CHAPTER XXXVI—CONCLUSION
Fair day in the town, and cattle roved about the street, bellowing, the red and shaggy fellows of the moors, mourning in Gaelic accent and with mild large eyes pondering on the mysteries of change. Behind them went the children, beating them lightly on the flanks with hazel wands, imagining themselves travellers over the markets of the world, and others, the older ones, the bolder ones, went from shop to shop for farings, eating, as they went, the parley-man and carvey-cake of the Fair day. Farmers and shepherds gossiped and bargained on the footpaths or on the grass before the New Inns; the Abercrombie clattered with convivial glass and sometimes rose the chorus to a noisy ditty of Lorn. Old Brooks, with his academy shut for holiday, stood at the Church corner with a pocket full of halfpence for his bairns, and a little silver in his vest for the naughty ones he had thrashed with the ferule and grieved for. “To be good and clever is to be lucky enough,” he said; “I must be kind to my poor dunces.” Some of them, he saw, went with his gift straight to Marget Maclean’s. “Ah,” he said, smiling to himself, “they’re after the novelles! I wish Virgil was so much the favourite, or even the Grammarian.”
All in the pleasant sunshine the people walked abroad on the plain-stones; a piper of the company of Boboon the wanderer, with but two drones to his instrument, played the old rant of the clan as Duke George went past on a thoroughbred horse.

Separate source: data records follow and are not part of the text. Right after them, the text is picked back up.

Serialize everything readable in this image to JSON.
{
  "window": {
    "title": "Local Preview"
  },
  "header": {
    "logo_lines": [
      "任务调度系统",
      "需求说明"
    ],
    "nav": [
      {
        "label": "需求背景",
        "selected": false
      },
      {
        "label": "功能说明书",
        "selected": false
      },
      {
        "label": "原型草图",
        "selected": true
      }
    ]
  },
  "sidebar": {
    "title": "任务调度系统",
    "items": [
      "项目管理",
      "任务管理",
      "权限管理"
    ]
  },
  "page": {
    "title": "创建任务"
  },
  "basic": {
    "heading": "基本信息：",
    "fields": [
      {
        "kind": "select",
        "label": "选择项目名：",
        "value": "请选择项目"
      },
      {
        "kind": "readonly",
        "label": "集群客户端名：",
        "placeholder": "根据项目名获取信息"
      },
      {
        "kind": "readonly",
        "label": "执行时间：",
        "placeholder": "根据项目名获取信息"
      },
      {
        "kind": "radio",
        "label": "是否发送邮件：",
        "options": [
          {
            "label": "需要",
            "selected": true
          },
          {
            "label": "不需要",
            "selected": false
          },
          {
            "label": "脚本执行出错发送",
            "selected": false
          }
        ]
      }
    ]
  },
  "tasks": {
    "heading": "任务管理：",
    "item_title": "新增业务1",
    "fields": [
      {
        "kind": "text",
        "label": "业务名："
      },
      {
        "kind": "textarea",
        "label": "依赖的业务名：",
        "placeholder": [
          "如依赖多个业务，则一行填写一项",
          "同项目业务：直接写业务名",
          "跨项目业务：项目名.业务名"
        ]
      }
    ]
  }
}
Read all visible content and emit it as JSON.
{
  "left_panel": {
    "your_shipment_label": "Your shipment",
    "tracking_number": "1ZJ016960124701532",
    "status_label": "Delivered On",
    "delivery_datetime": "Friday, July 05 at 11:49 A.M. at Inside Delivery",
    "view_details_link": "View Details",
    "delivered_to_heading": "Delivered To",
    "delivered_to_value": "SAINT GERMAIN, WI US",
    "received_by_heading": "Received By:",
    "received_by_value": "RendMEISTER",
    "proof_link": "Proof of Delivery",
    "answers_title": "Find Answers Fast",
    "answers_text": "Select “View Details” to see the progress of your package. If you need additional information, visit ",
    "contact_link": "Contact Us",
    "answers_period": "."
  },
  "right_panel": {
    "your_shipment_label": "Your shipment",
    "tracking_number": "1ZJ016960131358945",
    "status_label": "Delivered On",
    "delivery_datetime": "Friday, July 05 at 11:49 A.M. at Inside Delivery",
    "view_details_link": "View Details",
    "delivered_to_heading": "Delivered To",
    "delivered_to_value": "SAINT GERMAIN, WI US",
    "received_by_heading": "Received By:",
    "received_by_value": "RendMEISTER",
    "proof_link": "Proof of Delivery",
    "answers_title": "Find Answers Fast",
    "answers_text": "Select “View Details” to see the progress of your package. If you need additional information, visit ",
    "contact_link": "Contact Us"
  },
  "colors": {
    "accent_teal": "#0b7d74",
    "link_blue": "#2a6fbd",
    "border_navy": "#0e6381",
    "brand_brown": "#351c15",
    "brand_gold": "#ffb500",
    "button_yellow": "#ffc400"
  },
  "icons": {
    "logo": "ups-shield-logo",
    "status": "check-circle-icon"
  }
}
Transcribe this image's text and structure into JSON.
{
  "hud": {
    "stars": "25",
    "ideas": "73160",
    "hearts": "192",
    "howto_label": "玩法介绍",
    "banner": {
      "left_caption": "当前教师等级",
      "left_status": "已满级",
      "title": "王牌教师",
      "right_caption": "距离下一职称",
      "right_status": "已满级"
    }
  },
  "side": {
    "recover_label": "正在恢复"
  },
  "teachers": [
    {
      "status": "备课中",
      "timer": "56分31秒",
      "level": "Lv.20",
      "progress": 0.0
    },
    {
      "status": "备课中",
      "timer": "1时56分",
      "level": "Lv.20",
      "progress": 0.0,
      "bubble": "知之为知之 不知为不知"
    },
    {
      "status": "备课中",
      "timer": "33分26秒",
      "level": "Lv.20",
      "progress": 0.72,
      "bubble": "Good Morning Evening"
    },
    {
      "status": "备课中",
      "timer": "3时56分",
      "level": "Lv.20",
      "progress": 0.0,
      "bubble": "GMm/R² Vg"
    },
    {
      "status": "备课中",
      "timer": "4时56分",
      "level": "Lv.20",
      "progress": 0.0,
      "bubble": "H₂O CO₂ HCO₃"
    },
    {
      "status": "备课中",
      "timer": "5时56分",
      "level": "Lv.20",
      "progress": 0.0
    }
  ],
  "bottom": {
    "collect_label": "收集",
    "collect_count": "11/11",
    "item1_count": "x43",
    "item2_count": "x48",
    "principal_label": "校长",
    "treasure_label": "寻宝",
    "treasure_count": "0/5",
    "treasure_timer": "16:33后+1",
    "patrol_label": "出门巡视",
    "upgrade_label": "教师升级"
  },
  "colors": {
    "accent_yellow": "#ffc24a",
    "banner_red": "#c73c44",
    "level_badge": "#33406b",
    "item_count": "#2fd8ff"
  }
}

“Do you hear yon?” asked the Paymaster, opening the parlour window to let in that mountain strain his brother loved so truly.
The Cornal cocked an ear, drew down shaggy brows on his attention, and studied, musingly, the tune that hummed from the reeds below.
“‘Baile Inneraora’!” said he. “I wish it was ‘Bundle and Go.’ That’s the tune now for Colin Campbell, for old Colin Campbell, for poor Colin Campbell who once was young and wealthy. I’ve seen the day that rant would set something stirring here “—and he struck a bony hand upon his breast “Now there’s not a move”—and he searched still with fingers above his heart. “Not a move! There’s only a clod inside where once there was a bird.”
He stood with his head a little to the side, listening to the piper till the tune died, half accomplished, at a tavern door. Then the children and the bellowing kine had the world to themselves again. The sound of carriage wheels came from the Cross, and of the children calling loud for bridal bowl-money.
“What’s that?” asked the Cornal, waking from his reverie; and his brother put his head out at the window. He drew back at once with his face exceeding crimson.
“What is’t?” said the Cornal, seeing his hesitation.
“A honeymoon pair,” said the brother, and fumbled noisily with the newspaper he had in his hand.